Nach § 118 Abs. 1 VwGO sind Schreibfehler, Rechenfehler und ähnliche offenbare Unrichtigkeiten im Urteil jederzeit vom Gericht zu berichtigen. Diese Bestimmung gestattet die Berichtigung aller Bestandteile eines Urteils1, wenn einer der genannten Fehler vorliegt. Eine einem Schreib- oder Rechenfehler ähnliche offenbare Unrichtigkeit liegt aber nur dann vor, wenn dem Gericht bei der Äußerung seines Willens im Urteil ein „technischer“ Fehler unterlaufen ist. Nicht nach § 118 VwGO berichtigungsfähig sind demgegenüber solche Fehler, die dem Gericht inhaltlich, also auf der Ebene der Willensbildung unterlaufen sind. Diese Einschränkung ergibt sich aus der begrenzten Zweckrichtung der Vorschrift, es dem Gericht zu ermöglichen, einen Erklärungsirrtum zu korrigieren. § 118 VwGO dient nicht dazu, dem Gericht die Möglichkeit einzuräumen, sich von der Bindungswirkung des Urteils (§ 173 VwGO i.V.m. § 318 ZPO, § 121 VwGO) freizustellen und eine im Nachhinein als falsch erkannte Entscheidung außerhalb des vorgesehenen Rechtsmittelzugs zu korrigieren2

In einem jetzt vom Niedersächsischen Oberverwaltungsgericht entschiedenen Fall hatte der Kläger geltend gemacht, der Senat habe bei der Abfassung seines Urteils in diesem Verfahren unzutreffend auf die nicht vergleichbare prozessuale und materiell-rechtliche Situation im Parallelverfahren 8 LC 45/09 abgestellt und die dort gegebene Begründung der Entscheidung versehentlich auch in den Gründen der Entscheidung im hiesigen Verfahren verwandt. Das Oberverwaltungsgericht lehnt die Urteilsberichtigung ab: Wäre dieser Einwand zutreffend, läge nicht ein bloßer Fehler in der Willensäußerung, sondern bereits in der Willensbildung des Senats vor. Ein solcher Fehler ist nicht nach § 118 VwGO zu korrigieren.

Niedersächsisches Oberverwaltungsgericht, Beschluss vom 12. November 2010 – 8 LC 40/09

  1. vgl. OVG Rheinland-Pfalz, Beschluss vom 12.05.1998 – 12 A 12501/97, NVwZ 1999, 198, 200; Kopp/Schenke, VwGO, 16. Aufl., § 118 Rn. 5; Schoch/Schmidt-Aßmann/Pietzner, VwGO, Stand: Mai 2010, § 118 Rn. 4[]
  2. vgl.

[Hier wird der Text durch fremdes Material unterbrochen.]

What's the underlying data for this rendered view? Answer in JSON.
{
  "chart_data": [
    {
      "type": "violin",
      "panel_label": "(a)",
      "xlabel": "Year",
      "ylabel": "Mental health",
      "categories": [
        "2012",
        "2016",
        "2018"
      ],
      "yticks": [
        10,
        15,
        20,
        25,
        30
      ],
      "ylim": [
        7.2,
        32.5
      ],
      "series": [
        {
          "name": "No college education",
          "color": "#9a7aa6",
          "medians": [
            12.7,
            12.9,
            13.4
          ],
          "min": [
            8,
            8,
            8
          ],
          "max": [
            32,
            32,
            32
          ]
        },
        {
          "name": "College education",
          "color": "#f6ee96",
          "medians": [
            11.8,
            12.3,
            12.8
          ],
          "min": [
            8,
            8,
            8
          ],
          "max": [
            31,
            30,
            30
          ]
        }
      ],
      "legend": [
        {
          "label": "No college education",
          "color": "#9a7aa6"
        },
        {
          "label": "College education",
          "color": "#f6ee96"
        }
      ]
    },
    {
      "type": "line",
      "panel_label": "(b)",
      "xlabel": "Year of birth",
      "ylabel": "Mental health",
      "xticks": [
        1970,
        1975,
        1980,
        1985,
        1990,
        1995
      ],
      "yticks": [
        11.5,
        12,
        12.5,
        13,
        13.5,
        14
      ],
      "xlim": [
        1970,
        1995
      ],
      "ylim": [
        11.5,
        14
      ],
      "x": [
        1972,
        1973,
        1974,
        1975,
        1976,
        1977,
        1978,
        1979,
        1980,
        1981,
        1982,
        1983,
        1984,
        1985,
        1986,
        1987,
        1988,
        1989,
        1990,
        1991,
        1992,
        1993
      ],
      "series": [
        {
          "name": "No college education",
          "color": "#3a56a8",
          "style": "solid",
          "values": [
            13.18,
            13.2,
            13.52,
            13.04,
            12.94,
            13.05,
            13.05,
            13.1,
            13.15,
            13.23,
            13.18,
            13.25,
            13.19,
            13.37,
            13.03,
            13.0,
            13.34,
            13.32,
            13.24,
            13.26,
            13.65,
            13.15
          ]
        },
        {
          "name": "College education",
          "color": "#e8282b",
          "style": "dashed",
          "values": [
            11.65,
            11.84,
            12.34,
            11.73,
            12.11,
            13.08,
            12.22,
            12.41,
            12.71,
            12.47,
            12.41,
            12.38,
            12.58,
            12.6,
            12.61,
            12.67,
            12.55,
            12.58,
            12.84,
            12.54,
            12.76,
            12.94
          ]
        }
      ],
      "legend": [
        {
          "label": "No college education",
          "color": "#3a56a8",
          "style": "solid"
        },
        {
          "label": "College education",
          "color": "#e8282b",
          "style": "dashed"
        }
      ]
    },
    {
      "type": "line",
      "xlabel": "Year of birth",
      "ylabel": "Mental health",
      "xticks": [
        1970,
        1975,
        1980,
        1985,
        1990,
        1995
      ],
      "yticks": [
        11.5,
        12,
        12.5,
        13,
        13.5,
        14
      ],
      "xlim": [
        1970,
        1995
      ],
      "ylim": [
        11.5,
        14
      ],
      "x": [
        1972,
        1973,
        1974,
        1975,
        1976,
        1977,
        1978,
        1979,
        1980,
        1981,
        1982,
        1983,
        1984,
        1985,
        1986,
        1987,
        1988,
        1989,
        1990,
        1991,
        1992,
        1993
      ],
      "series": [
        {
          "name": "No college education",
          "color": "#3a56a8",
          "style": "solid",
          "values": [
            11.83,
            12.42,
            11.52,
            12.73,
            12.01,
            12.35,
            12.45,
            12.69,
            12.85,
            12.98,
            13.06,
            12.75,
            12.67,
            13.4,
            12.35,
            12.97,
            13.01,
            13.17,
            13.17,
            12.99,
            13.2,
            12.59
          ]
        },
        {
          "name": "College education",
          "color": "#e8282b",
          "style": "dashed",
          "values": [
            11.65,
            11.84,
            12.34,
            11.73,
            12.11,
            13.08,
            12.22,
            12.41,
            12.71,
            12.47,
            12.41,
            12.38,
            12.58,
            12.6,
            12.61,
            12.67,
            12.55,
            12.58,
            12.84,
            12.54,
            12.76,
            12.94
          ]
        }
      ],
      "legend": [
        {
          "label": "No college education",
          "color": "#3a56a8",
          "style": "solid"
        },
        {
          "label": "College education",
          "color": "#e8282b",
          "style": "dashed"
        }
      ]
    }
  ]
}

BVerwG, Beschluss vom 17.09.2007 – 8 B 30/07, NVwZ 2007, 1442; Sächsisches OVG, Beschluss vom 23.06.2010 – 2 E 159/09; Niedersächsisches OVG, Beschluss vom 27.03.2009 – 9 LA 436/07; OVG Sachsen-Anhalt, Beschluss vom 19.01.2009 – 3 O 10/09, jeweils m.w.N.[]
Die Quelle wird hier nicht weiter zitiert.